KPK : Lemahnya Pengawasan Biasanya Ada Pungli, Korupsi dan Gratifikasi
SORONG – Pasca melaksanakan rapat koordinasi monitoring dan evaluasi penataan izin usaha pertambangan Mineral Bukan Logam dan Batuan (MBLB) di wilayah Papua Barat di Swiss Bel Hotel, Selasa (13/9). Selanjutnya Komisi Pemberantasan Korupsi (KPK) Papua Barat berserta tIm turun melaksanakan pemasangan Plang di salah satu galian C (Tambang) ilegal di Km 10 masuk. Meskipun proses pemasangan plang penertiban tersebut sempat mengalami kesulitan lantaran adanya aksi pemalangan menuju lokasi tambang ilegal oleh sekelompok massa, namun plang tetap dipasangkan. Hal tersebut dilakukan sebab tambang galian C yang berlokasi di Km 10 merupakan usaha ilegal atau tidak berizin.

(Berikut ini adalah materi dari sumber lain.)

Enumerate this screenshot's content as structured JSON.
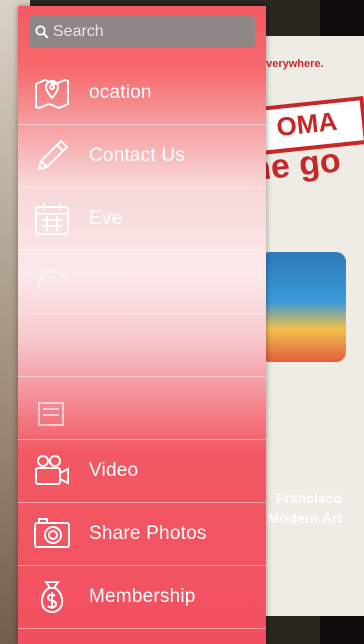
{
  "background": {
    "tagline": "everywhere.",
    "brand_stamp": "OMA",
    "headline": "he go",
    "footer_lines": [
      "Francisco",
      "Modern Art"
    ]
  },
  "search": {
    "placeholder": "Search"
  },
  "menu_items": [
    {
      "label": "ocation",
      "icon": "map-pin-icon"
    },
    {
      "label": "Contact Us",
      "icon": "pencil-icon"
    },
    {
      "label": "Eve",
      "icon": "calendar-icon"
    },
    {
      "label": "",
      "icon": "circle-icon"
    },
    {
      "label": "",
      "icon": ""
    },
    {
      "label": "",
      "icon": "document-icon"
    },
    {
      "label": "Video",
      "icon": "video-camera-icon"
    },
    {
      "label": "Share Photos",
      "icon": "camera-icon"
    },
    {
      "label": "Membership",
      "icon": "money-bag-icon"
    }
  ],
  "colors": {
    "menu_red": "#f45a63",
    "brand_red": "#c62828"
  }
}
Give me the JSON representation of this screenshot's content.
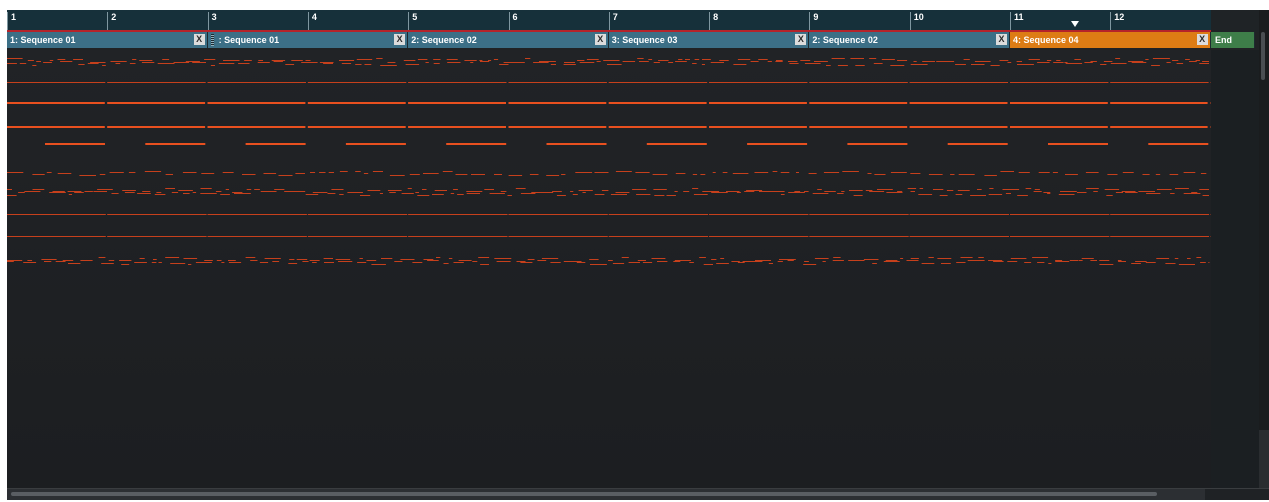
{
  "ruler": {
    "bars": [
      "1",
      "2",
      "3",
      "4",
      "5",
      "6",
      "7",
      "8",
      "9",
      "10",
      "11",
      "12"
    ]
  },
  "sequences": [
    {
      "label": "1: Sequence 01",
      "has_close": false,
      "active": false
    },
    {
      "label": ": Sequence 01",
      "has_close": true,
      "active": false
    },
    {
      "label": "2: Sequence 02",
      "has_close": true,
      "active": false
    },
    {
      "label": "3: Sequence 03",
      "has_close": true,
      "active": false
    },
    {
      "label": "2: Sequence 02",
      "has_close": true,
      "active": false
    },
    {
      "label": "4: Sequence 04",
      "has_close": true,
      "active": true
    }
  ],
  "end_label": "End",
  "close_glyph": "X",
  "colors": {
    "note": "#e8501f",
    "note_thin": "#c6401c",
    "sequence_block": "#3c6f86",
    "active_sequence": "#dd7c14",
    "end_block": "#3e7e49",
    "ruler_line": "#b4232a"
  }
}
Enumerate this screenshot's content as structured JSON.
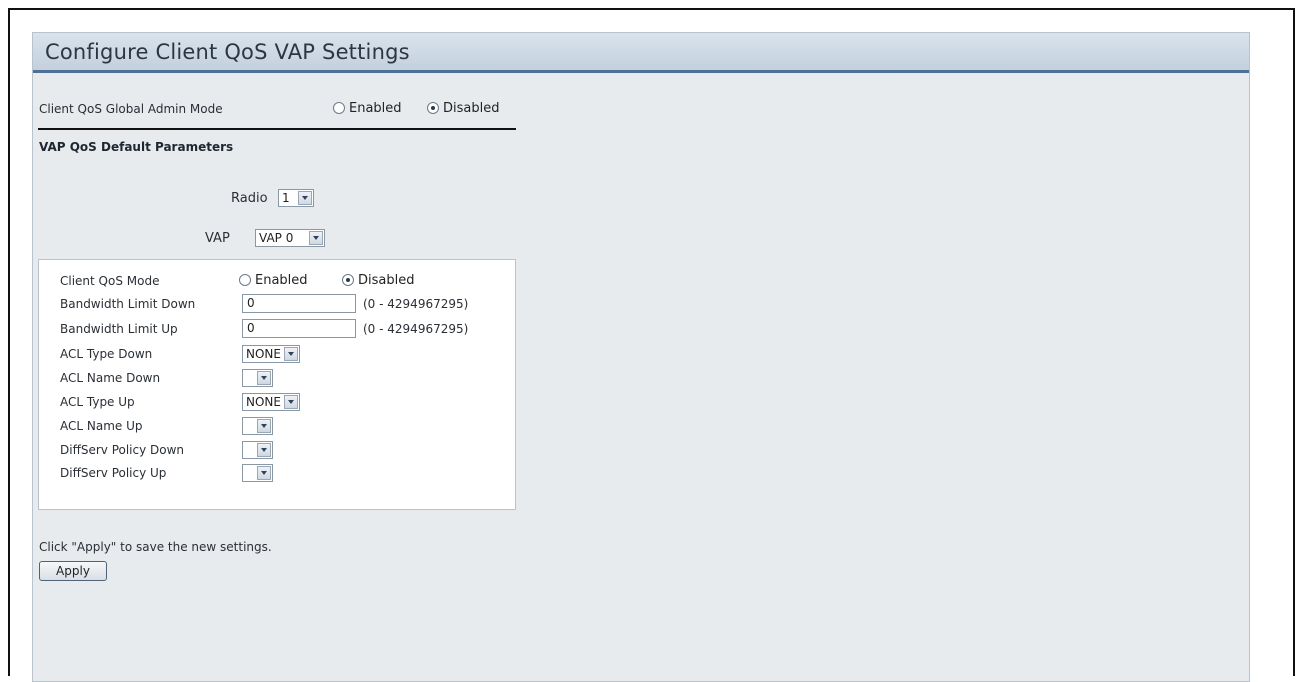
{
  "page": {
    "title": "Configure Client QoS VAP Settings"
  },
  "global_mode": {
    "label": "Client QoS Global Admin Mode",
    "enabled_label": "Enabled",
    "disabled_label": "Disabled",
    "selected": "Disabled"
  },
  "defaults": {
    "heading": "VAP QoS Default Parameters"
  },
  "radio": {
    "label": "Radio",
    "value": "1"
  },
  "vap": {
    "label": "VAP",
    "value": "VAP 0"
  },
  "client_qos_mode": {
    "label": "Client QoS Mode",
    "enabled_label": "Enabled",
    "disabled_label": "Disabled",
    "selected": "Disabled"
  },
  "bandwidth_down": {
    "label": "Bandwidth Limit Down",
    "value": "0",
    "range": "(0 - 4294967295)"
  },
  "bandwidth_up": {
    "label": "Bandwidth Limit Up",
    "value": "0",
    "range": "(0 - 4294967295)"
  },
  "acl_type_down": {
    "label": "ACL Type Down",
    "value": "NONE"
  },
  "acl_name_down": {
    "label": "ACL Name Down",
    "value": ""
  },
  "acl_type_up": {
    "label": "ACL Type Up",
    "value": "NONE"
  },
  "acl_name_up": {
    "label": "ACL Name Up",
    "value": ""
  },
  "diffserv_down": {
    "label": "DiffServ Policy Down",
    "value": ""
  },
  "diffserv_up": {
    "label": "DiffServ Policy Up",
    "value": ""
  },
  "footer": {
    "hint": "Click \"Apply\" to save the new settings.",
    "apply_label": "Apply"
  }
}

Kepala Satgas Workshop KPK Wilayah III, Dian Patria menjelaskan intisari dari hasil rapat bersama sejunlah instansi, yakni bilamana ada tambang galian C yang tidak berizin harus ditertibkan. “Karena sumber bahan baku Sorong ada di Saoka, jangan sampai kita disini beli dari yang ilegal, kemudian yang legal justru kirim ke tempat lain. Kami mendukung penertiban karena ini berbicara soal solusi jangka panjang bukan jangka pendek. Kalau mau bereskan, harusnya dari hulu,” tegasnya.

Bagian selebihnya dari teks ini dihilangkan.